Research

Integrating Domain Knowledge into Statistical Inference

Funding sources: NSF CAREER ACI-1350374 (PI: Linwei Wang)
Student members: Sandesh Ghimire, Jwala Dhamala, Jingjia Xu (alumni)

Scientific research across many domains has been increasingly enabled by paralleled advances in two broad disciplines: physics-based mathematical modeling that supports quantitative, multi-scale, and multi-physics simulation of the behavior and mechanism of complex systems, and modern sensor technologies that continuously improve the quantity and quality of measurement data available for analysis. However, the current state of computer modeling is generally decoupled from specific measurements of an individual system, and individualized data analysis often struggles for realistic domain contexts. This gap is ubiquitous in many science and engineering domains.

Supported through an NSF CAREER grant, we develop theoretical and mathematical foundations that support the integration of physics-based modeling and data-driven inference methods to improve individualized assessment of systems. Our interests in particular focus on data-driven identification and adaptation of the errors in the physics-based models in the statistical inference process. For more information, please visit here.

Electrocardiographic Imaging (ECGi)

Funding sources: NIH/NHLBI R01HL145590 (PI: Linwei Wang), NIH/NHLBI R21HL125998 (PI: Linwei Wang)
Student members: Sandesh Ghimire, Omar A. Gharbia, Roland Sanford, Jingjia Xu (alumni), Azar Rahimi (alumni)
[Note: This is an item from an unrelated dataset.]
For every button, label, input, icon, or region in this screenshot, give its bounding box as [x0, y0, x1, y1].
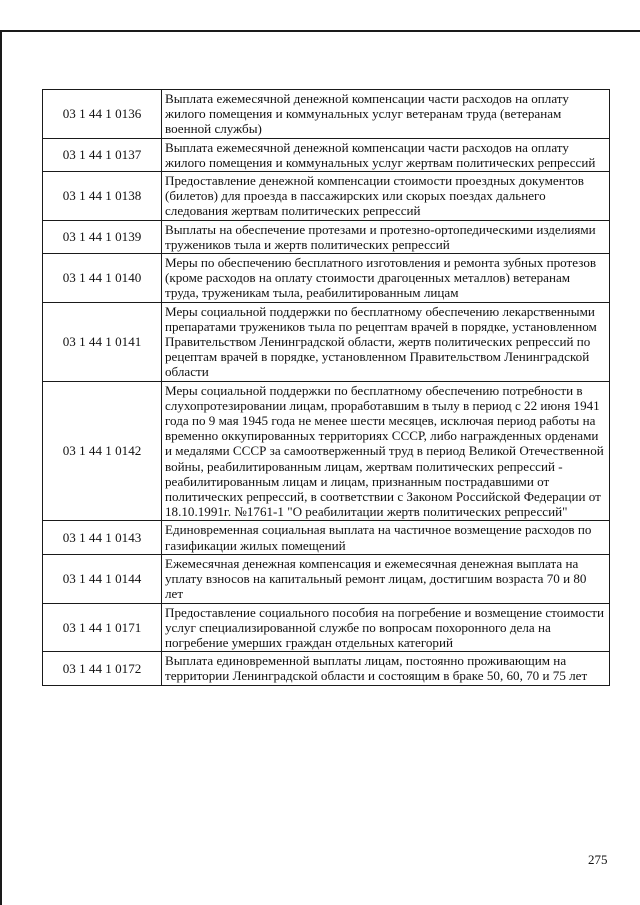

Cardiac arrhythmia accounts for increasing risk for strokes, heart failure, and mortality. Currently, detailed electrical maps of the heart are obtained through point-by-point contact mapping on the heart surface. These invasive procedures are associated with numerous limitations including limited access to the heart and sampling density, inability to map unstable arrhythmia patterns, and increased patient risk. Electrocardiographic imaging (ECGi) is a noninvasive technique for computationally reconstructing the electrical activity of the heart from a combination of high-density body-surface ECG and image-derived thorax geometrical models. It provides a promising noninvasive complement to invasive mapping to potential improve the screening, diagnosis, and treatment of a variety of cardiac arrhythmias and heart diseases.

We focus on both the technical development and clinical applications of ECGi. This includes developing transmural ECGi solutions, making ECGi less expensive, and clinical ECGi applications in scar-related ventricular tachycardia and atrial fibrillation. This research is supported by funding from the NIH. For more information, please visit here.

Learning Disentangled Representations

Funding sources: NIH/NHLBI R15HL140500 (PI: Linwei Wang)
Student members: Mohammed Alawad, Prashnna K. Gyawali, Zhiyuan Li

Confounding factors are inherent in most data analyses, especially those of clinical data. For example, the 12-lead ECG data are generated by a large variety of physiological factors: some pertinent to the diagnosis and treatment of arrhythmia such as rhythm types and the location at which the rhythm originates, while others representing inter-subject variations due to thorax anatomy, heart anatomy and structural remodeling, surface lead positioning, signal artifacts, etc.

Properly disentangling these generative factors from ECG data is critical for automating ECG-based clinical tasks.

We are interested in the development of deep representation learning methods that are able to separate these inter-subject variations from clinical data, and are able to transfer variations learnt from one (larger) dataset (such as a simulation dataset), to another (smaller) dataset (such as a clinical dataset). We are also interested in clinical applications -- in an NIH funded project, we work with clinicians to develop a deep-learning based software tool that is able to guide clinicians progressively closer towards the surgical target in real time during the procedure. For more details, please visit here.

End-to-end Uncertainty Quantification

Student members: Jwala Dhamala, Ankit Aich

Mathematical models of a living system are always subject to epistemic uncertainties that represent our limited knowledge about a system. While personalized models have shown increasing potential in medicine, their uncertainties remain the main roadblock to their widespread adoption in the healthcare industry. Existing efforts in uncertainty quantification (UQ) mostly investigated how generic variability in a model element – represented by probabilistic distributions defined a priori – results in output variability. However, a personalized model first has to be customized from patient-specific data, before being able to make predictions pertinent to that individual. Therefore, the uncertainty in a personalized model is not generic, but driven by data used to customize the model. This poses a unique challenge: to measure the variability in patient-specific predictions, we must first infer the uncertainty within the data-driven model elements, before propagating this uncertainty to model predictions. This unmet need – which we term as end-to-end UQ – is the focus of our research.

In specific, we are interested in adopting and advancing Bayesian active learning for surrogate modeling that is focused on the posterior support of the model uncertainty, formulating hybrid MCMC methods accelerated by the surrogate model, and unified end-to-end propagation of the uncertainty from the input data through the model to the model predictions. For more details, please visit here.